People everywhere are demanding safer, innovative streets for their towns. One of the ways to go about this is to come up with new transportation policies that will accommodate every citizen, regardless of race, ethnicity, socioeconomic status, and ability. The top 15 best policies to enhance localities’ roads for 2016 were named earlier this month.
In 2004, the community planning and advocacy organization Smart Growth America launched the National Complete Streets Coalition. The coalition was a call for localities across the country to draft policies for that Smart Growth calls Complete Streets, which are “for everyone,” meaning that they should be accessible to pedestrians, bikers, and people of all ages and abilities. A Complete Street includes sidewalks, special lanes for public transit, more median islands in crosswalks, and curb extensions. 2016 saw more than a thousand towns in the United States draft policies towards safer and more accessible streets. 2016 saw the most policies than any other year of the coalition existing, with a whopping 222 new policies drafted. They were also the strongest ever, many of them achieving scores of 90 or higher. Among them was our own Binghamton, NY, whose policy included adding more walkways for access to public transit, bike racks on buses to allow for more travel destinations for bikers, and add greenways in parks. These simple additions will improve air quality, increase physical activity, and will overall enhance quality of life for Binghamton’s residents.
On a national scale, the promises of safe streets are an immensely positive step, as these localities are leading the way in equitable and safe roads. The United States is steadily improving to avoid accidents and harm coming to pedestrians. A Smart Growth report called Dangerous by Design 2016 highlighted alarming statistics of disparate pedestrian accidents and deaths. It reported that the aging, low-income, and communities of color were the most susceptible to pedestrian deaths because of roads being more catered to cars. For example, Non-White populations make up 34.9 percent of the national population, but make up 46.1 percent of pedestrian deaths.
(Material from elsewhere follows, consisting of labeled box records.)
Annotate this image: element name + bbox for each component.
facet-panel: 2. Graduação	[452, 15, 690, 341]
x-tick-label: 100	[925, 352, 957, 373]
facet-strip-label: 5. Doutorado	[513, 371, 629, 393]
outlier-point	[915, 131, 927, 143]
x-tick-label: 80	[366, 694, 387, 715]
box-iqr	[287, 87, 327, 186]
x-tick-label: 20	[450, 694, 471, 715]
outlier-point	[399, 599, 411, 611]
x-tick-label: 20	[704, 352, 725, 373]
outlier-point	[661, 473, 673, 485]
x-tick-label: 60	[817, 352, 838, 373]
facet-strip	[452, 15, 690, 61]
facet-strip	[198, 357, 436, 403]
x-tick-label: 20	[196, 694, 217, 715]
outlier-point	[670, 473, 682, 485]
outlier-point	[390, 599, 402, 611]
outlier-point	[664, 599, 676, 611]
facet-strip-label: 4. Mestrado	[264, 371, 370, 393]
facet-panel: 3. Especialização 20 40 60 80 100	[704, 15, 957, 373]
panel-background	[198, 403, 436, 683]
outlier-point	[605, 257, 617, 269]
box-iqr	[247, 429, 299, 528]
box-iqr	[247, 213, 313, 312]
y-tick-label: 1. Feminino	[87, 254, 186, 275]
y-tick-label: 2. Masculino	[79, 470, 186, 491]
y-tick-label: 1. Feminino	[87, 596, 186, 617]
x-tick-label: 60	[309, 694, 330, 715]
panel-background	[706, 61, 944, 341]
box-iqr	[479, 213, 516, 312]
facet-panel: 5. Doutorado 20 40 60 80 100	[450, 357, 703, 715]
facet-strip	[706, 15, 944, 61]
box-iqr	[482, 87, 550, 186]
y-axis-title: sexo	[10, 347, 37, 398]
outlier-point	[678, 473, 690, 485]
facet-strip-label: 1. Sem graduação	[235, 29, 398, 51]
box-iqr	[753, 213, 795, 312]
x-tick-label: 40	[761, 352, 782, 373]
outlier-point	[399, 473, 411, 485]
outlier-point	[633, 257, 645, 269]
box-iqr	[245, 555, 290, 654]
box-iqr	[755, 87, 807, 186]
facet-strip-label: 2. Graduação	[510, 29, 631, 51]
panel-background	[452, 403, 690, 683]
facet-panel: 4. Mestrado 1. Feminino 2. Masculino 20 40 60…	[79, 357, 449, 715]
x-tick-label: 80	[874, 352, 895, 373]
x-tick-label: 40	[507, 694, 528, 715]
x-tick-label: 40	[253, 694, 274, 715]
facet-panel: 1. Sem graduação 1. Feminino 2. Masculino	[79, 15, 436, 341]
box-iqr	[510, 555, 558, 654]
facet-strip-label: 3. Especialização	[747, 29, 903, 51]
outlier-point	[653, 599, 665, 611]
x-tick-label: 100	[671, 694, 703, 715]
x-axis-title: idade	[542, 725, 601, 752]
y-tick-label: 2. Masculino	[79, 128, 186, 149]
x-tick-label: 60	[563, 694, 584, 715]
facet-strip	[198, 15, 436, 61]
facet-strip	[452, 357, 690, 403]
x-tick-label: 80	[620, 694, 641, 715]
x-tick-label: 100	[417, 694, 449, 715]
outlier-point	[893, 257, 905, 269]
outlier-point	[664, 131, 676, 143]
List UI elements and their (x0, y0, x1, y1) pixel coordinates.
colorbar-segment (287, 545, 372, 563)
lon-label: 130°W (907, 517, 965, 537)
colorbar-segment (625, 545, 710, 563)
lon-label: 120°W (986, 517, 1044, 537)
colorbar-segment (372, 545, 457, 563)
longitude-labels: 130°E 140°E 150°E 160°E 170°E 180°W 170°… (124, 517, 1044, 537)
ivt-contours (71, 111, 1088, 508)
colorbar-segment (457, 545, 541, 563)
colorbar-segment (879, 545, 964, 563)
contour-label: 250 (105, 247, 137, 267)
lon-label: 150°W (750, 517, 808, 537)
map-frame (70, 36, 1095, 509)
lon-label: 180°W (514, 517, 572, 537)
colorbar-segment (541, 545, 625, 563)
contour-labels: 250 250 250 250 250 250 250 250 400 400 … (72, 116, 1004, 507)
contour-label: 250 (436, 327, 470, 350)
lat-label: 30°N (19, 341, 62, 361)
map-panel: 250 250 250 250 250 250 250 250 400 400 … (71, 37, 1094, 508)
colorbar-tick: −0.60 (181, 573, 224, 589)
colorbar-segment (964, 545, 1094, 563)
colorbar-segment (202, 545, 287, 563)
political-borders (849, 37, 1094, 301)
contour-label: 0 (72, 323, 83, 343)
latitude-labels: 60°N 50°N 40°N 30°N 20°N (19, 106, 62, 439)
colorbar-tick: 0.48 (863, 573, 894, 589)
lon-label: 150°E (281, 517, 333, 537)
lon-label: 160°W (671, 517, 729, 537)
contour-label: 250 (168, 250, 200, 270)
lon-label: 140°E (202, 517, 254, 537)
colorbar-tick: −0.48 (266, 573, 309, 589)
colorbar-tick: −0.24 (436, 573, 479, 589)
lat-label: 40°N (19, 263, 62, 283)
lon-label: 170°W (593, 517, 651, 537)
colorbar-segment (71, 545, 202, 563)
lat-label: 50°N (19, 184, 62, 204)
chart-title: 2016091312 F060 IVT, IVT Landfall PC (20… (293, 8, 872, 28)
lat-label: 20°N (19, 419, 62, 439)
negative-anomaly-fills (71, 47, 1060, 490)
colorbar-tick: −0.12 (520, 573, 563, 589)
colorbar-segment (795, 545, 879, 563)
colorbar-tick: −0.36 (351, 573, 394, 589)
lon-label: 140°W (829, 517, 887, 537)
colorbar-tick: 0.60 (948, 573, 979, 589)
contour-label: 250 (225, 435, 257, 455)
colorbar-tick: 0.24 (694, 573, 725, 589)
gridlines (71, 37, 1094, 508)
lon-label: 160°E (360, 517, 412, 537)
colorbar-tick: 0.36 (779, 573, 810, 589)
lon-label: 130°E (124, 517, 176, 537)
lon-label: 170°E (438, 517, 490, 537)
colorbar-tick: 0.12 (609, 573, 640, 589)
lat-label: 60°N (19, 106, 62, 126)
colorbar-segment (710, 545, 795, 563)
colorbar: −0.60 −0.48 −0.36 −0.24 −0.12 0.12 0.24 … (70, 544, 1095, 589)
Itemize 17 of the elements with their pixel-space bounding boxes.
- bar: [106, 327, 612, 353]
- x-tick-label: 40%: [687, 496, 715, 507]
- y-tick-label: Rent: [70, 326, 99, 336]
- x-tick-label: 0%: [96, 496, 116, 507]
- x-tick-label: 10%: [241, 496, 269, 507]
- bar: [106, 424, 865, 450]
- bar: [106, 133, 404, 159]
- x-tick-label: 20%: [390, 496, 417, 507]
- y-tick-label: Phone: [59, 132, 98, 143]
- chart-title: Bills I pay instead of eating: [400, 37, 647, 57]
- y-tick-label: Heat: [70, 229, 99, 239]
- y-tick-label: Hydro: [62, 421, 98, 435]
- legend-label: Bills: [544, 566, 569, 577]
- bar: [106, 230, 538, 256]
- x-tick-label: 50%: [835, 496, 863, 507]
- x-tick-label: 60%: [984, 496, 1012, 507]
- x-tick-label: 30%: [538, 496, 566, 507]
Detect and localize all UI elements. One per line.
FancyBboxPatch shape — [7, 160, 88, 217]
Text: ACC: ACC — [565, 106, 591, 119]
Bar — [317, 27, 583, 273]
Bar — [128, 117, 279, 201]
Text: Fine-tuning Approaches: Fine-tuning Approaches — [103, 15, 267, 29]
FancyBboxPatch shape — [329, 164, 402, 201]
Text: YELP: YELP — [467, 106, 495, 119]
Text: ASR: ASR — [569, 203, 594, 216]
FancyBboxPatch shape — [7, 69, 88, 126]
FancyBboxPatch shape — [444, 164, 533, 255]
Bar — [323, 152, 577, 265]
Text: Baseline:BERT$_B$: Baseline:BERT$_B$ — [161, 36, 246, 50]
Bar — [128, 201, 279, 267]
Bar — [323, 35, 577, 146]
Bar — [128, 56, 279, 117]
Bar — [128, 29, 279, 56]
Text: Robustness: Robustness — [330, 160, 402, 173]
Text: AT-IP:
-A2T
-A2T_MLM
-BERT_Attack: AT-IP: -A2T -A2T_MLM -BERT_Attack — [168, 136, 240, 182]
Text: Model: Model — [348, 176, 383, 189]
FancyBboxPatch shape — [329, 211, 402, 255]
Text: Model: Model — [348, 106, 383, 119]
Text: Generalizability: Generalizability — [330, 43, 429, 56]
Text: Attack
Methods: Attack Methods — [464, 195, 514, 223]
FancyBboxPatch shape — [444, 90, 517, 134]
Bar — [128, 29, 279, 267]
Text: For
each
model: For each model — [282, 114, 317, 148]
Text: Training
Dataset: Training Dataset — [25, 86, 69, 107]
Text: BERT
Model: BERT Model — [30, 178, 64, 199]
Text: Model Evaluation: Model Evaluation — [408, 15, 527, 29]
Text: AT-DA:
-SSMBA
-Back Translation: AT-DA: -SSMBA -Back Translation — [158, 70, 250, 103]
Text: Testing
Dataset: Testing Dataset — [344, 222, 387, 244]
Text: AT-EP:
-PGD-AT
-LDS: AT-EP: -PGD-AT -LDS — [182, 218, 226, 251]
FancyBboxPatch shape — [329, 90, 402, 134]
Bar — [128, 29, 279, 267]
At the same time, individuals that are 65 years or older are 50 percent more likely to be hit and killed by a car while walking. It also stated that many individuals in those communities do not have access to a car and must walk, putting them at risk of injury or death.
Not only is the sheer number of new policies monumental, it also shows a shift in the nation’s thinking. More and more, localities and states are implementing projects and policies to make their landscape more equitable and safe, taking the first steps to lessen the disparities between communities, building crosswalks instead of road blocks. We hope the results of Complete Streets will start a trend for even more localities to make their spaces more accessible and safe for everyone. The Advancing Prevention Project (APP) and DASH-NY are proud to support Complete Streets initiatives, which is part of our ongoing support to Local Health Departments’ Prevention Agenda plans and our advocacy for Active Communities around New York State.
Congratulations to all the ranking towns on their policies, keep paving the road for equity and justice.